Maresias, São Sebastião
A praia jovem da Costa Verde: 5 km de mar aberto, ondas fortes no Canto do Moreira (que formou o bicampeão mundial Gabriel Medina) e a única vida noturna de verdade do corredor. Se a sua viagem pede um dia de praia cheia, música e gente bonita antes de voltar pro sossego, é aqui.
Acesso: de carro ou ônibus pela Rio-Santos, entre São Sebastião e Boiçucanga; a Pássaro Marron atende a região saindo de São Paulo.
Castelhanos, Ilhabela
Em Ilhabela, a maior parte do território é parque estadual fechado de mata. Foto: Marcos Assis, Unsplash
A baía em formato de coração do lado oceânico de Ilhabela, dentro do parque estadual. A viagem é metade da graça: a travessia da ilha por estrada de terra na mata fechada já vale o dia. Lá, mar aberto com ondas, vila caiçara, restaurantes de peixe e a cachoeira do Gato a 2 km de caminhada do canto esquerdo.
Acesso: jipe ou 4x4 pela estrada do parque, ou barco contornando a ilha. Detalhes no guia da praia de Castelhanos.
Bonete, Ilhabela
A recompensa no fim da lista e no fim da trilha: comunidade caiçara de uns 300 moradores, sem estrada, com canoas na areia grossa e mar de tombo que exige respeito. O The Guardian colocou o Bonete entre as dez praias mais bonitas do Brasil. Chegar a pé, depois de 16 km de mata e cachoeira, transforma a praia em conquista. Indo de barco, as lanchas se contratam na parte urbana da ilha, do outro lado.
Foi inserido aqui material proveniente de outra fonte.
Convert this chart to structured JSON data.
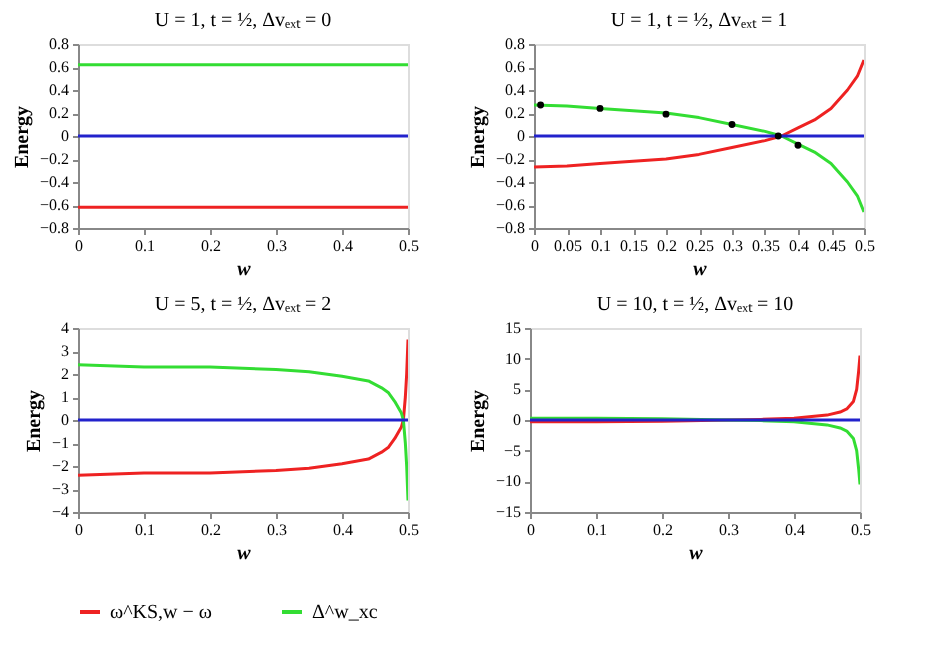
{
  "chart_data": [
    {
      "type": "line",
      "title": "U = 1, t = ½, Δvₑₓₜ = 0",
      "xlabel": "w",
      "ylabel": "Energy",
      "xlim": [
        0,
        0.5
      ],
      "xticks": [
        0,
        0.1,
        0.2,
        0.3,
        0.4,
        0.5
      ],
      "ylim": [
        -0.8,
        0.8
      ],
      "yticks": [
        -0.8,
        -0.6,
        -0.4,
        -0.2,
        0,
        0.2,
        0.4,
        0.6,
        0.8
      ],
      "grid": false,
      "legend": false,
      "line_style": "solid",
      "series": [
        {
          "color": "#ee2222",
          "x": [
            0,
            0.5
          ],
          "values": [
            -0.62,
            -0.62
          ]
        },
        {
          "color": "#33dd33",
          "x": [
            0,
            0.5
          ],
          "values": [
            0.62,
            0.62
          ]
        },
        {
          "color": "#2222cc",
          "x": [
            0,
            0.5
          ],
          "values": [
            0,
            0
          ]
        }
      ]
    },
    {
      "type": "line",
      "title": "U = 1, t = ½, Δvₑₓₜ = 1",
      "xlabel": "w",
      "ylabel": "Energy",
      "xlim": [
        0,
        0.5
      ],
      "xticks": [
        0,
        0.05,
        0.1,
        0.15,
        0.2,
        0.25,
        0.3,
        0.35,
        0.4,
        0.45,
        0.5
      ],
      "ylim": [
        -0.8,
        0.8
      ],
      "yticks": [
        -0.8,
        -0.6,
        -0.4,
        -0.2,
        0,
        0.2,
        0.4,
        0.6,
        0.8
      ],
      "grid": false,
      "legend": false,
      "line_style": "solid",
      "series": [
        {
          "color": "#ee2222",
          "x": [
            0,
            0.05,
            0.1,
            0.15,
            0.2,
            0.25,
            0.3,
            0.35,
            0.375,
            0.4,
            0.425,
            0.45,
            0.475,
            0.49,
            0.5
          ],
          "values": [
            -0.27,
            -0.26,
            -0.24,
            -0.22,
            -0.2,
            -0.16,
            -0.1,
            -0.04,
            0,
            0.07,
            0.14,
            0.24,
            0.4,
            0.52,
            0.66
          ]
        },
        {
          "color": "#33dd33",
          "x": [
            0,
            0.05,
            0.1,
            0.15,
            0.2,
            0.25,
            0.3,
            0.35,
            0.375,
            0.4,
            0.425,
            0.45,
            0.475,
            0.49,
            0.5
          ],
          "values": [
            0.27,
            0.26,
            0.24,
            0.22,
            0.2,
            0.16,
            0.1,
            0.04,
            0,
            -0.07,
            -0.14,
            -0.24,
            -0.4,
            -0.52,
            -0.66
          ]
        },
        {
          "color": "#2222cc",
          "x": [
            0,
            0.5
          ],
          "values": [
            0,
            0
          ]
        },
        {
          "type": "scatter",
          "color": "#000000",
          "marker": "circle",
          "x": [
            0.01,
            0.1,
            0.2,
            0.3,
            0.37,
            0.4
          ],
          "values": [
            0.27,
            0.24,
            0.19,
            0.1,
            0,
            -0.08
          ]
        }
      ]
    },
    {
      "type": "line",
      "title": "U = 5, t = ½, Δvₑₓₜ = 2",
      "xlabel": "w",
      "ylabel": "Energy",
      "xlim": [
        0,
        0.5
      ],
      "xticks": [
        0,
        0.1,
        0.2,
        0.3,
        0.4,
        0.5
      ],
      "ylim": [
        -4,
        4
      ],
      "yticks": [
        -4,
        -3,
        -2,
        -1,
        0,
        1,
        2,
        3,
        4
      ],
      "grid": false,
      "legend": "bottom",
      "line_style": "solid",
      "series": [
        {
          "name": "ω^KS,w − ω",
          "color": "#ee2222",
          "x": [
            0,
            0.1,
            0.2,
            0.3,
            0.35,
            0.4,
            0.44,
            0.46,
            0.47,
            0.48,
            0.49,
            0.493,
            0.496,
            0.498,
            0.5
          ],
          "values": [
            -2.4,
            -2.3,
            -2.3,
            -2.2,
            -2.1,
            -1.9,
            -1.7,
            -1.4,
            -1.2,
            -0.8,
            -0.3,
            0,
            1,
            2,
            3.5
          ]
        },
        {
          "name": "Δ^w_xc",
          "color": "#33dd33",
          "x": [
            0,
            0.1,
            0.2,
            0.3,
            0.35,
            0.4,
            0.44,
            0.46,
            0.47,
            0.48,
            0.49,
            0.493,
            0.496,
            0.498,
            0.5
          ],
          "values": [
            2.4,
            2.3,
            2.3,
            2.2,
            2.1,
            1.9,
            1.7,
            1.4,
            1.2,
            0.8,
            0.3,
            0,
            -1,
            -2,
            -3.5
          ]
        },
        {
          "color": "#2222cc",
          "x": [
            0,
            0.5
          ],
          "values": [
            0,
            0
          ]
        }
      ]
    },
    {
      "type": "line",
      "title": "U = 10, t = ½, Δvₑₓₜ = 10",
      "xlabel": "w",
      "ylabel": "Energy",
      "xlim": [
        0,
        0.5
      ],
      "xticks": [
        0,
        0.1,
        0.2,
        0.3,
        0.4,
        0.5
      ],
      "ylim": [
        -15,
        15
      ],
      "yticks": [
        -15,
        -10,
        -5,
        0,
        5,
        10,
        15
      ],
      "grid": false,
      "legend": false,
      "line_style": "solid",
      "series": [
        {
          "color": "#ee2222",
          "x": [
            0,
            0.1,
            0.2,
            0.3,
            0.35,
            0.4,
            0.45,
            0.47,
            0.48,
            0.49,
            0.495,
            0.498,
            0.5
          ],
          "values": [
            -0.3,
            -0.3,
            -0.2,
            0,
            0.1,
            0.3,
            0.8,
            1.3,
            1.8,
            3,
            5,
            8,
            10.5
          ]
        },
        {
          "color": "#33dd33",
          "x": [
            0,
            0.1,
            0.2,
            0.3,
            0.35,
            0.4,
            0.45,
            0.47,
            0.48,
            0.49,
            0.495,
            0.498,
            0.5
          ],
          "values": [
            0.3,
            0.3,
            0.2,
            0,
            -0.1,
            -0.3,
            -0.8,
            -1.3,
            -1.8,
            -3,
            -5,
            -8,
            -10.5
          ]
        },
        {
          "color": "#2222cc",
          "x": [
            0,
            0.5
          ],
          "values": [
            0,
            0
          ]
        }
      ]
    }
  ]
}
Acesso: barco saindo da Ponta da Sela ou trilha de 16 km com as cachoeiras da Laje e do Areado no caminho. Tudo no guia da praia do Bonete.
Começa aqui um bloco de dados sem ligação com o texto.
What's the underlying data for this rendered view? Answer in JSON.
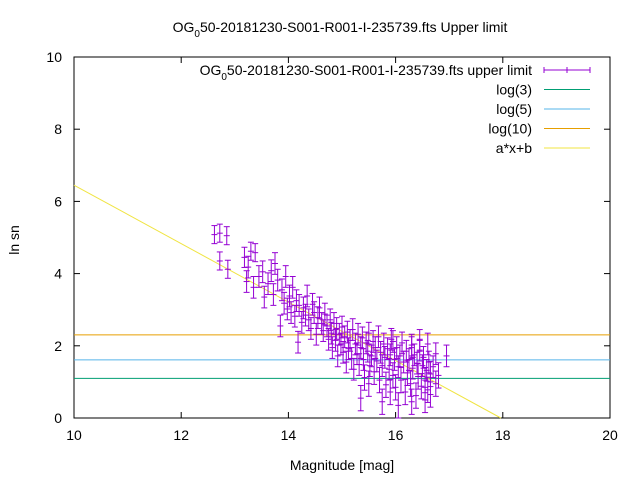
{
  "chart_data": {
    "type": "scatter",
    "title_pre": "OG",
    "title_sub": "0",
    "title_post": "50-20181230-S001-R001-I-235739.fts Upper limit",
    "xlabel": "Magnitude [mag]",
    "ylabel": "ln sn",
    "xlim": [
      10,
      20
    ],
    "ylim": [
      0,
      10
    ],
    "x_ticks": [
      "10",
      "12",
      "14",
      "16",
      "18",
      "20"
    ],
    "y_ticks": [
      "0",
      "2",
      "4",
      "6",
      "8",
      "10"
    ],
    "legend_position": "top-right",
    "legend": [
      {
        "pre": "OG",
        "sub": "0",
        "post": "50-20181230-S001-R001-I-235739.fts upper limit",
        "color": "#9400d3",
        "kind": "errorbar"
      },
      {
        "pre": "log(3)",
        "sub": "",
        "post": "",
        "color": "#009e73",
        "kind": "line"
      },
      {
        "pre": "log(5)",
        "sub": "",
        "post": "",
        "color": "#56b4e9",
        "kind": "line"
      },
      {
        "pre": "log(10)",
        "sub": "",
        "post": "",
        "color": "#e69f00",
        "kind": "line"
      },
      {
        "pre": "a*x+b",
        "sub": "",
        "post": "",
        "color": "#f0e442",
        "kind": "line"
      }
    ],
    "hlines": [
      {
        "name": "log(3)",
        "y": 1.0986,
        "color": "#009e73"
      },
      {
        "name": "log(5)",
        "y": 1.6094,
        "color": "#56b4e9"
      },
      {
        "name": "log(10)",
        "y": 2.3026,
        "color": "#e69f00"
      }
    ],
    "fit": {
      "name": "a*x+b",
      "a": -0.81,
      "b": 14.55,
      "color": "#f0e442"
    },
    "points": [
      [
        12.62,
        5.08,
        0.25
      ],
      [
        12.72,
        5.12,
        0.25
      ],
      [
        12.85,
        5.05,
        0.25
      ],
      [
        12.72,
        4.35,
        0.25
      ],
      [
        12.87,
        4.12,
        0.25
      ],
      [
        13.18,
        4.45,
        0.28
      ],
      [
        13.25,
        4.18,
        0.3
      ],
      [
        13.3,
        4.62,
        0.25
      ],
      [
        13.38,
        4.58,
        0.25
      ],
      [
        13.22,
        3.78,
        0.3
      ],
      [
        13.35,
        3.62,
        0.3
      ],
      [
        13.45,
        3.92,
        0.3
      ],
      [
        13.52,
        4.05,
        0.3
      ],
      [
        13.55,
        3.35,
        0.3
      ],
      [
        13.62,
        3.72,
        0.3
      ],
      [
        13.68,
        4.08,
        0.3
      ],
      [
        13.72,
        3.42,
        0.3
      ],
      [
        13.75,
        4.28,
        0.3
      ],
      [
        13.8,
        3.82,
        0.3
      ],
      [
        13.85,
        2.55,
        0.3
      ],
      [
        13.88,
        3.55,
        0.3
      ],
      [
        13.92,
        3.18,
        0.3
      ],
      [
        13.95,
        3.92,
        0.3
      ],
      [
        13.98,
        3.02,
        0.3
      ],
      [
        14.02,
        3.38,
        0.3
      ],
      [
        14.05,
        2.92,
        0.3
      ],
      [
        14.08,
        3.62,
        0.3
      ],
      [
        14.12,
        2.82,
        0.3
      ],
      [
        14.15,
        3.25,
        0.3
      ],
      [
        14.18,
        2.1,
        0.3
      ],
      [
        14.2,
        3.12,
        0.3
      ],
      [
        14.25,
        2.65,
        0.3
      ],
      [
        14.28,
        3.05,
        0.3
      ],
      [
        14.32,
        2.85,
        0.3
      ],
      [
        14.35,
        3.38,
        0.3
      ],
      [
        14.38,
        2.72,
        0.3
      ],
      [
        14.42,
        2.48,
        0.3
      ],
      [
        14.45,
        3.15,
        0.3
      ],
      [
        14.48,
        2.92,
        0.3
      ],
      [
        14.52,
        2.32,
        0.3
      ],
      [
        14.55,
        2.78,
        0.3
      ],
      [
        14.58,
        3.05,
        0.3
      ],
      [
        14.62,
        2.62,
        0.3
      ],
      [
        14.65,
        2.42,
        0.3
      ],
      [
        14.68,
        2.88,
        0.3
      ],
      [
        14.72,
        2.55,
        0.3
      ],
      [
        14.75,
        2.18,
        0.3
      ],
      [
        14.78,
        2.72,
        0.3
      ],
      [
        14.8,
        2.35,
        0.3
      ],
      [
        14.82,
        1.95,
        0.3
      ],
      [
        14.85,
        2.62,
        0.3
      ],
      [
        14.88,
        2.15,
        0.3
      ],
      [
        14.9,
        2.48,
        0.3
      ],
      [
        14.92,
        1.72,
        0.3
      ],
      [
        14.95,
        2.32,
        0.3
      ],
      [
        14.98,
        2.05,
        0.3
      ],
      [
        15.0,
        2.52,
        0.3
      ],
      [
        15.02,
        1.82,
        0.3
      ],
      [
        15.05,
        2.25,
        0.3
      ],
      [
        15.08,
        1.55,
        0.3
      ],
      [
        15.1,
        2.38,
        0.3
      ],
      [
        15.12,
        1.92,
        0.3
      ],
      [
        15.15,
        2.15,
        0.3
      ],
      [
        15.18,
        1.65,
        0.3
      ],
      [
        15.2,
        2.45,
        0.3
      ],
      [
        15.22,
        1.35,
        0.3
      ],
      [
        15.25,
        2.05,
        0.3
      ],
      [
        15.28,
        1.78,
        0.3
      ],
      [
        15.3,
        2.32,
        0.3
      ],
      [
        15.32,
        1.48,
        0.3
      ],
      [
        15.35,
        1.95,
        0.3
      ],
      [
        15.38,
        2.22,
        0.3
      ],
      [
        15.4,
        1.62,
        0.3
      ],
      [
        15.42,
        1.12,
        0.35
      ],
      [
        15.45,
        2.08,
        0.3
      ],
      [
        15.48,
        1.85,
        0.3
      ],
      [
        15.5,
        2.35,
        0.3
      ],
      [
        15.52,
        1.45,
        0.3
      ],
      [
        15.55,
        1.72,
        0.3
      ],
      [
        15.58,
        2.12,
        0.3
      ],
      [
        15.6,
        1.28,
        0.35
      ],
      [
        15.62,
        1.95,
        0.3
      ],
      [
        15.65,
        1.58,
        0.3
      ],
      [
        15.68,
        2.25,
        0.3
      ],
      [
        15.7,
        1.05,
        0.35
      ],
      [
        15.72,
        1.82,
        0.3
      ],
      [
        15.75,
        1.45,
        0.3
      ],
      [
        15.78,
        2.05,
        0.3
      ],
      [
        15.8,
        1.68,
        0.3
      ],
      [
        15.82,
        0.92,
        0.35
      ],
      [
        15.85,
        1.92,
        0.3
      ],
      [
        15.88,
        1.35,
        0.3
      ],
      [
        15.9,
        1.75,
        0.3
      ],
      [
        15.92,
        2.18,
        0.3
      ],
      [
        15.95,
        1.18,
        0.35
      ],
      [
        15.98,
        1.62,
        0.3
      ],
      [
        16.0,
        0.85,
        0.35
      ],
      [
        16.02,
        1.95,
        0.3
      ],
      [
        16.05,
        1.42,
        0.3
      ],
      [
        16.08,
        1.72,
        0.3
      ],
      [
        16.1,
        1.05,
        0.35
      ],
      [
        16.12,
        2.08,
        0.3
      ],
      [
        16.15,
        1.55,
        0.3
      ],
      [
        16.18,
        0.72,
        0.35
      ],
      [
        16.2,
        1.85,
        0.3
      ],
      [
        16.22,
        1.25,
        0.35
      ],
      [
        16.25,
        1.62,
        0.3
      ],
      [
        16.28,
        0.95,
        0.35
      ],
      [
        16.3,
        2.02,
        0.3
      ],
      [
        16.32,
        1.38,
        0.3
      ],
      [
        16.35,
        1.75,
        0.3
      ],
      [
        16.38,
        0.62,
        0.35
      ],
      [
        16.4,
        1.52,
        0.3
      ],
      [
        16.42,
        1.15,
        0.35
      ],
      [
        16.45,
        1.88,
        0.3
      ],
      [
        16.48,
        0.88,
        0.35
      ],
      [
        16.5,
        1.45,
        0.3
      ],
      [
        16.52,
        1.68,
        0.3
      ],
      [
        16.55,
        1.05,
        0.35
      ],
      [
        16.58,
        1.32,
        0.3
      ],
      [
        16.6,
        0.78,
        0.35
      ],
      [
        16.62,
        1.55,
        0.3
      ],
      [
        16.65,
        1.22,
        0.35
      ],
      [
        16.7,
        1.42,
        0.3
      ],
      [
        16.75,
        0.95,
        0.35
      ],
      [
        16.8,
        1.18,
        0.35
      ],
      [
        15.35,
        0.55,
        0.35
      ],
      [
        15.75,
        0.45,
        0.35
      ],
      [
        16.05,
        0.35,
        0.35
      ],
      [
        16.3,
        0.45,
        0.35
      ],
      [
        16.55,
        0.5,
        0.35
      ],
      [
        15.5,
        0.95,
        0.35
      ],
      [
        15.9,
        0.72,
        0.35
      ],
      [
        16.65,
        0.65,
        0.35
      ],
      [
        16.95,
        1.72,
        0.3
      ],
      [
        16.3,
        1.95,
        0.3
      ],
      [
        15.95,
        2.12,
        0.3
      ],
      [
        16.45,
        2.15,
        0.3
      ],
      [
        16.6,
        2.05,
        0.3
      ],
      [
        16.75,
        1.78,
        0.3
      ]
    ]
  }
}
Três avisos de quem mora aqui
Primeiro, o mar oceânico dessa região (Bonete, Castelhanos, Antigos, Aventureiro) costuma ter tombo e correnteza; com criança, prefira Jabaquara, o canto direito do Félix ou a piscina do Cachadaço. Segundo, em Ilhabela leve repelente sempre: o borrachudo é pequeno, mas insiste. Terceiro, os meses de abril, maio, setembro e outubro dão praia vazia e mar limpo; confira o calendário completo na melhor época pra visitar a Costa Verde.
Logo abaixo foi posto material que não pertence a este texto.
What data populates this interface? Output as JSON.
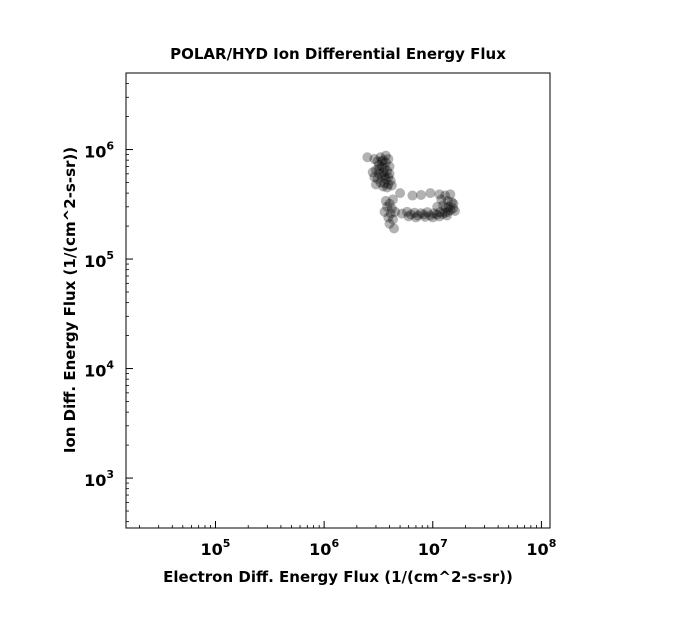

Quem for atrás das mais isoladas sem carro consegue: quase todas dependem de barco e trilha de qualquer jeito, e o guia da Costa Verde sem carro mostra as conexões de ônibus entre as bases. No fim, a areia mais bonita da sua viagem provavelmente vai ser a que deu mais trabalho pra alcançar. Por aqui é assim que funciona.